What Does 12500 CVC Say About Driving Without a License?
This law requires that all drivers in California have a valid driver license. However, what is considered a valid driver license under this law? For one, the license does not have to be issued by the state of California. It can actually be any currently valid driver license from any other state. The license, however, should be specific to the kind of vehicle being driven. Regular driver licenses are not the same as motorcycle licenses for example.
This should be rather straight forward. If a person is charged with this crime, the prosecution basically only has to prove two things in court. First, it must be proven you were driving on a street, highway or other public road. Second, it must be proven you didn’t have a valid driver license at the time of the traffic stop.
This law can be broken under a number of different circumstances. For example, if you simply let your driver license expire, you could be charged with driving without a license despite the fact you had previously passed all the requirements for obtaining one. This is why you should always pay close attention the expiration date printed on the card.
What Can the Punishments Be for Breaking this Law?
Driving without a license in California is a serious yet not extremely serious offense. It is treated as a misdemeanor in the California legal system. Being convicted of this crime will go on your criminal record. Misdemeanors in California have a maximum penalty of one year in jail and $1,000 in fines. Being caught driving without a license will also likely result in your vehicle being impounded by the police.
How Our Law Firm Can Help with This Charge
Breaking this law can result in some pretty serious consequences. It is even worse if you know for a fact you did indeed have a license at the time in question. One of the only ways to find recourse is to hire an attorney to tell your side to a jury of your peers.

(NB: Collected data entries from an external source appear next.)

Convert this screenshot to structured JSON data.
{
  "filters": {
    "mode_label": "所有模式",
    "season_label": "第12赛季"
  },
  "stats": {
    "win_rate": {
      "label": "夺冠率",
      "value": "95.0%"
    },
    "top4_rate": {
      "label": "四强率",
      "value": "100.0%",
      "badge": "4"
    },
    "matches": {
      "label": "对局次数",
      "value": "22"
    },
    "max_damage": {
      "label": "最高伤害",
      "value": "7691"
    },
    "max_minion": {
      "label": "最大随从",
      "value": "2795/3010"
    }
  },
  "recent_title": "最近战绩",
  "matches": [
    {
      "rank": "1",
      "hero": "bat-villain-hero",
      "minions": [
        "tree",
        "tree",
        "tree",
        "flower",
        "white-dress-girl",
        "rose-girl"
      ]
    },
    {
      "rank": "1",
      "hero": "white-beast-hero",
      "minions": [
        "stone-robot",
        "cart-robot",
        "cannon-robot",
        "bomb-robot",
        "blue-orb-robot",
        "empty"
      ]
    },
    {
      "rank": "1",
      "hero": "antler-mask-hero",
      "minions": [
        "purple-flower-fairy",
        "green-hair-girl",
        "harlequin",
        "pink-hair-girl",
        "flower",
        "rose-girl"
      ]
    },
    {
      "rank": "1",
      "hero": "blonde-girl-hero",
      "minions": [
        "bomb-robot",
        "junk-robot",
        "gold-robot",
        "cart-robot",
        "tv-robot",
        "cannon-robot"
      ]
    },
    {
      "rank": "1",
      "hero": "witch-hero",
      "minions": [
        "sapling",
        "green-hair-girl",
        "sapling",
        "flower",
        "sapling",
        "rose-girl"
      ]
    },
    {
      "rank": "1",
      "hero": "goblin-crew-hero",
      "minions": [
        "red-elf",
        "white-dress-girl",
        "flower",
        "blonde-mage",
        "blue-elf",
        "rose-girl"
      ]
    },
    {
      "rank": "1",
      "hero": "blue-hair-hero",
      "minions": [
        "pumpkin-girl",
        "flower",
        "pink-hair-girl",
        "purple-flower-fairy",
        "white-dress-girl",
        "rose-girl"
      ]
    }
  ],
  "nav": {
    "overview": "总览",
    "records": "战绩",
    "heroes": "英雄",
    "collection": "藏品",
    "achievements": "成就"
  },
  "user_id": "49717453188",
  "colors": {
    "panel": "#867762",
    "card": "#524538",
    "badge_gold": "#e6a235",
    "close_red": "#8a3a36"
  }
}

Thankfully, a successful defense is very possible in this kind of case. All that has to be done is your lawyer must prove to the jury that you did indeed have a valid driver license at the time of the traffic stop. The officer’s mistake could have simply been due to an error in a computer database. Alternatively, if you did not have a currently valid license, there may still be a way to defend your case in court. Juries will often be lenient towards defendants that did not have a license due to an understandable oversight such as forgetting to renew the license for a short amount of time.